The authors suggest, and I think this is reasonable, that this may inform our attempts at changing our behaviors. For example, if we want to stop a bad habit, like smoking, we may need to identify and remove the habitual triggers. Relying on conscious effort is often a losing strategy, because it takes so much mental effort, which goes against our evolved tendency to minimize our mental effort. We tend to resort to habit. But if you realign or day to minimize habitual triggers, that reduces the mental effort necessary to avoid the bad behavior. Similarly, if you want to more consistently execute a desired behavior, like exercising, then you will want to tie that behavior to a common trigger. Make it part of your routine, rather than doing it “when you have the time”.
This also brings up the fact that not all behaviors were the same in terms of their percentages. Exercising was more habitually triggered than other behaviors, which means we were less likely to spontaneously decide to exercise. We needed the habitual trigger.
These finding are not radical, and mostly align with prior research. They are just one way of putting numbers on what psychologists have already identified. It does appear to be good advice, and aligns well with my life experience – if you want to do something regularly, then make it part of your routine. If you want to change your behavior, then change your routine. Do not rely on frequent conscious mental effort. That almost never works. That is simply not how our brains work.
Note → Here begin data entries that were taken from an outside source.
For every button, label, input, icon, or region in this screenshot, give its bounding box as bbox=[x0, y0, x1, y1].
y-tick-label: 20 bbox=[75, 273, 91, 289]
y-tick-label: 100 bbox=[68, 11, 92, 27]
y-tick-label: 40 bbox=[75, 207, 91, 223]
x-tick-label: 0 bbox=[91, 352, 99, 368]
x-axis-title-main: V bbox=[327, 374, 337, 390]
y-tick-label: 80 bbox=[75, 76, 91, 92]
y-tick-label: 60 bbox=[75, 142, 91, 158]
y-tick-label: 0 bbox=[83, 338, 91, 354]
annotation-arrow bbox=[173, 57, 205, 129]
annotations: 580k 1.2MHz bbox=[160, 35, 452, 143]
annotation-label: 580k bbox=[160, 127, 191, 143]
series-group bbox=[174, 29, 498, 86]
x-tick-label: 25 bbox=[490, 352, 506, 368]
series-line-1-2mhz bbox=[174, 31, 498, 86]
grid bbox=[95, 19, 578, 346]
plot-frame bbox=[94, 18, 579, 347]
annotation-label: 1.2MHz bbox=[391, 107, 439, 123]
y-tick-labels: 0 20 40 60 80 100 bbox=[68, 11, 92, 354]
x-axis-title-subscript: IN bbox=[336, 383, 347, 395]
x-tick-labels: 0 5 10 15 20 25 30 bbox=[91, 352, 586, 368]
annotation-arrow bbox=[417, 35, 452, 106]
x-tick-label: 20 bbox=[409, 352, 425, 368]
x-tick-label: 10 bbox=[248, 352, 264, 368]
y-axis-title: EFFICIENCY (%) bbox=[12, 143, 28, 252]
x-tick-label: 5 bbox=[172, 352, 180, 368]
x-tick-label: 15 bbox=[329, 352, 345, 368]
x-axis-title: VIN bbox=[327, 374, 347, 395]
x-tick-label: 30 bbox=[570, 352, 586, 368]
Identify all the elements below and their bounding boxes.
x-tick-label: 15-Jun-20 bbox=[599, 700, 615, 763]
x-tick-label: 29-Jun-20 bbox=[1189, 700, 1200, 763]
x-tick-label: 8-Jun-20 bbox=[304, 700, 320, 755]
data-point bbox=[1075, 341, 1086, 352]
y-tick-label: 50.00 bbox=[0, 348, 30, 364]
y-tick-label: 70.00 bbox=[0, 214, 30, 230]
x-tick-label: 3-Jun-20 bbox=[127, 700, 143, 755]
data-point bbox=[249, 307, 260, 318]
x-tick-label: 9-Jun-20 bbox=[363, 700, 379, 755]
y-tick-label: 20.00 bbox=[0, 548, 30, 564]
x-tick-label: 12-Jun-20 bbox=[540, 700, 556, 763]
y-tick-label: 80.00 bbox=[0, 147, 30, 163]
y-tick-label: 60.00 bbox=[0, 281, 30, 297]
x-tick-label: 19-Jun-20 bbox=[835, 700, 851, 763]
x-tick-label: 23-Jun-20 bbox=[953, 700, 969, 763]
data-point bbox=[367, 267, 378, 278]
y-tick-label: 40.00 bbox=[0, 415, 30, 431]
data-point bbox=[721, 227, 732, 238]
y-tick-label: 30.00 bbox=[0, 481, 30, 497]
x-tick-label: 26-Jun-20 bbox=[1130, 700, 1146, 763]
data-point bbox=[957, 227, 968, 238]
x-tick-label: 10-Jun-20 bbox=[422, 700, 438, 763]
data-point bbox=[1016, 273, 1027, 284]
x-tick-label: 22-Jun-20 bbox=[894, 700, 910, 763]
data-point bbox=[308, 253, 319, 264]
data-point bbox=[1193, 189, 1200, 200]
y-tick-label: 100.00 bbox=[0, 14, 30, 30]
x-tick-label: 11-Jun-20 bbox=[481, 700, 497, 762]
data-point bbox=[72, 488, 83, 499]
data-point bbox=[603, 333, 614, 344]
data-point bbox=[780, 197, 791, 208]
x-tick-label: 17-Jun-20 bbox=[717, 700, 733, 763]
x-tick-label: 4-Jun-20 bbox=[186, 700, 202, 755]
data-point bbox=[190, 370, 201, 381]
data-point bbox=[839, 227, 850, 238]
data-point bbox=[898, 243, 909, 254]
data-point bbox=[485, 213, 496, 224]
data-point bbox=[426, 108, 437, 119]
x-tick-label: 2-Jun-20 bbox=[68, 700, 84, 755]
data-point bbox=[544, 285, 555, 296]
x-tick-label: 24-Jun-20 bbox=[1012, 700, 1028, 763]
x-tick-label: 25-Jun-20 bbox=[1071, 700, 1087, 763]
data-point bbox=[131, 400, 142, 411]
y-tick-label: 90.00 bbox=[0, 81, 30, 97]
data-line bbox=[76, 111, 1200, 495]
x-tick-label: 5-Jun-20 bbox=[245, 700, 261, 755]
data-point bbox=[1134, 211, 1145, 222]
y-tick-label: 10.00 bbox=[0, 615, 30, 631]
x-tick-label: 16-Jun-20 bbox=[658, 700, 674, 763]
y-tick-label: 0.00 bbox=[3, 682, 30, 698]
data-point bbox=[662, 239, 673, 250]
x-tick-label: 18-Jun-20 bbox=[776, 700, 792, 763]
Some people can do it, if they are very highly motivated. But we can’t just talk ourselves into that motivation. Rationalizing our way to good behavior or out of bad behavior moves the needle only a tiny amount. The best strategy is to make the desired behaviors as easy as possible – by lowering any barriers to the behavior as much as possible and habitually triggering them. If we want to avoid undesirable behavior we need to do the opposite, create as many barriers as possible and remove any habitual triggers. This may take some up-front mental energy (ironically), but pays off in the long run.